思い返せば2000年、解熱鎮痛剤の“黒船”として武田薬品が米ジョンソン・エンド・ジョンソンからライセンスを得て国内販売に踏み切って以来、苦節22年目にしてようやく衆目を集めることになった格好だ。「バファリン」や「ナロン」「イブ」を打ち負かそうとした当時の武田関係者の希求の一部が、ようやく実ったとも言えよう。ただし、惜しむらくはタイレノールの取扱いはこの4月に武田が、2420億円でブラックストーン・グループなどに売却した成れの果てのアリナミン製薬の手によるという部分である。
国内OTC業界に、うたかたのように存在した企業としてゼファーマがあった。山之内製薬と藤沢薬品のOTC薬部門を合流させたものだったが、わずか1年半で第一三共に併呑された。この流れ自体は、ほぼほぼ既定路線であったが、社名のネーミングにはそれなりの拘りが見られた。
翻ってアリナミン製薬である。最主力品がビタミンB1誘導体の「アリナミン」群とはいえ、掘立小屋のような会社名ではないか。ブラックストーンらが端から、旧武田コンシューマーヘルスケアの「出口」をどう実現するかしか重視していない。こんな社名では、たまたまタイレノールは免れたものの、アリナミン以外のブランドは押し並べて埋没してしまい、現場の士気も上がらないものと想像する。

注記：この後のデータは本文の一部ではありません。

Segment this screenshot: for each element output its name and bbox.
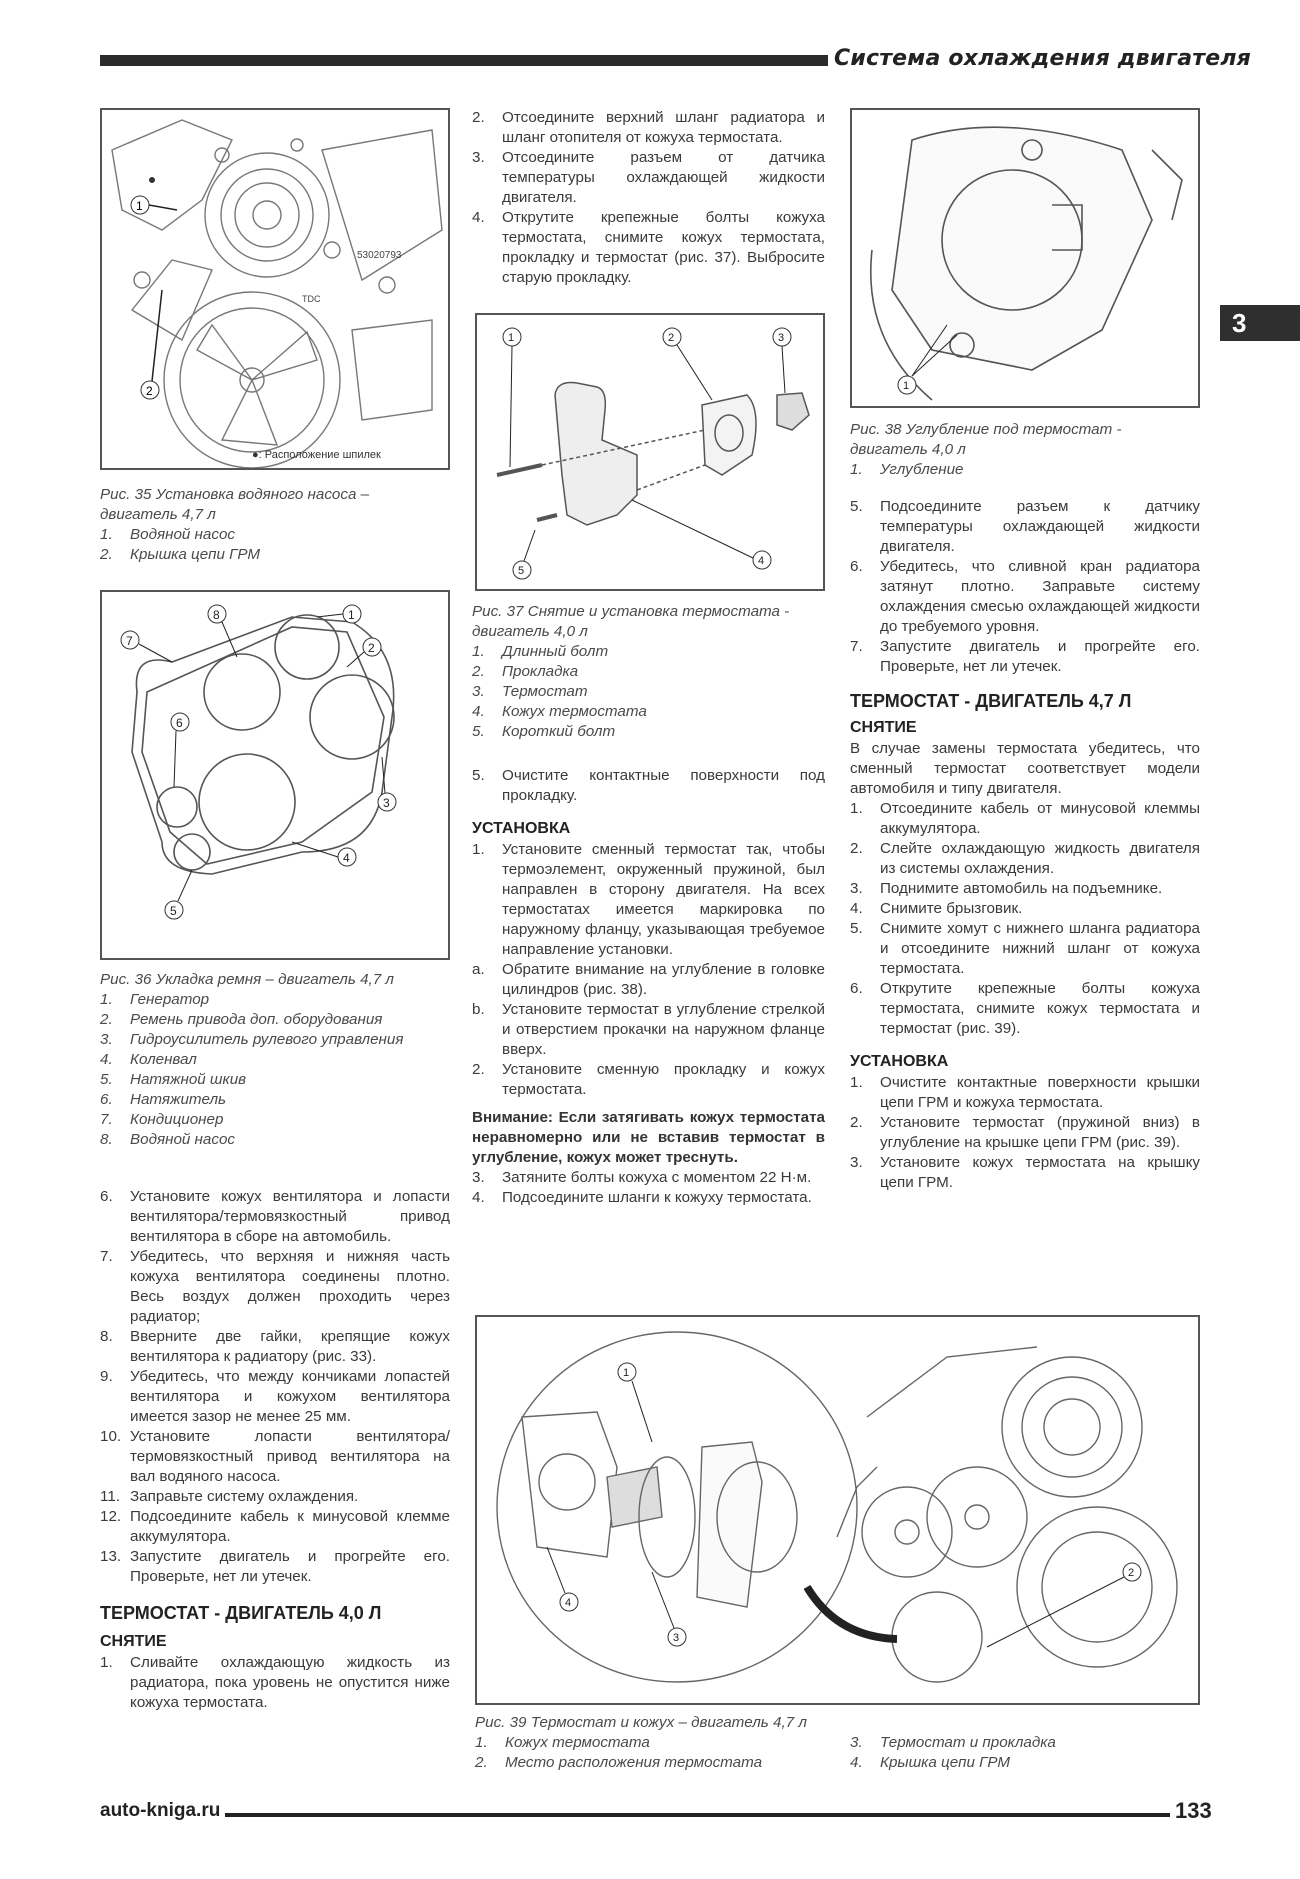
page-number: 133: [1175, 1798, 1212, 1823]
step: 9. Убедитесь, что между кончиками лопастей вентилятора и кожухом вентилятора имеется зазор не менее 25 мм.: [100, 1368, 450, 1425]
callout-6: [171, 713, 189, 787]
removal-steps-cont: [472, 108, 825, 288]
figure-39-caption: [475, 1713, 1200, 1773]
figure-36: [100, 590, 450, 960]
callout-3: [652, 1572, 686, 1646]
svg-text:1: 1: [136, 199, 143, 213]
stud-legend: ●: Расположение шпилек: [252, 449, 381, 461]
thermostat-exploded-illustration: [477, 315, 823, 589]
step: a. Обратите внимание на углубление в головке цилиндров (рис. 38).: [472, 961, 825, 998]
step: 4. Снимите брызговик.: [850, 900, 1023, 917]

そうした状況に、さらに冷や水を浴びせたのが、6月上旬に発表されたロート製薬による天藤製薬の子会社化だ。買収額は明らかにしていないが、天藤の発行済み株式の67%強を創業一族の大槻家などから推定90億円で8月末までに買い取る。ロートは天藤の痔疾用剤「ボラギノール」を傘下に収めてOTC薬部門を拡大する。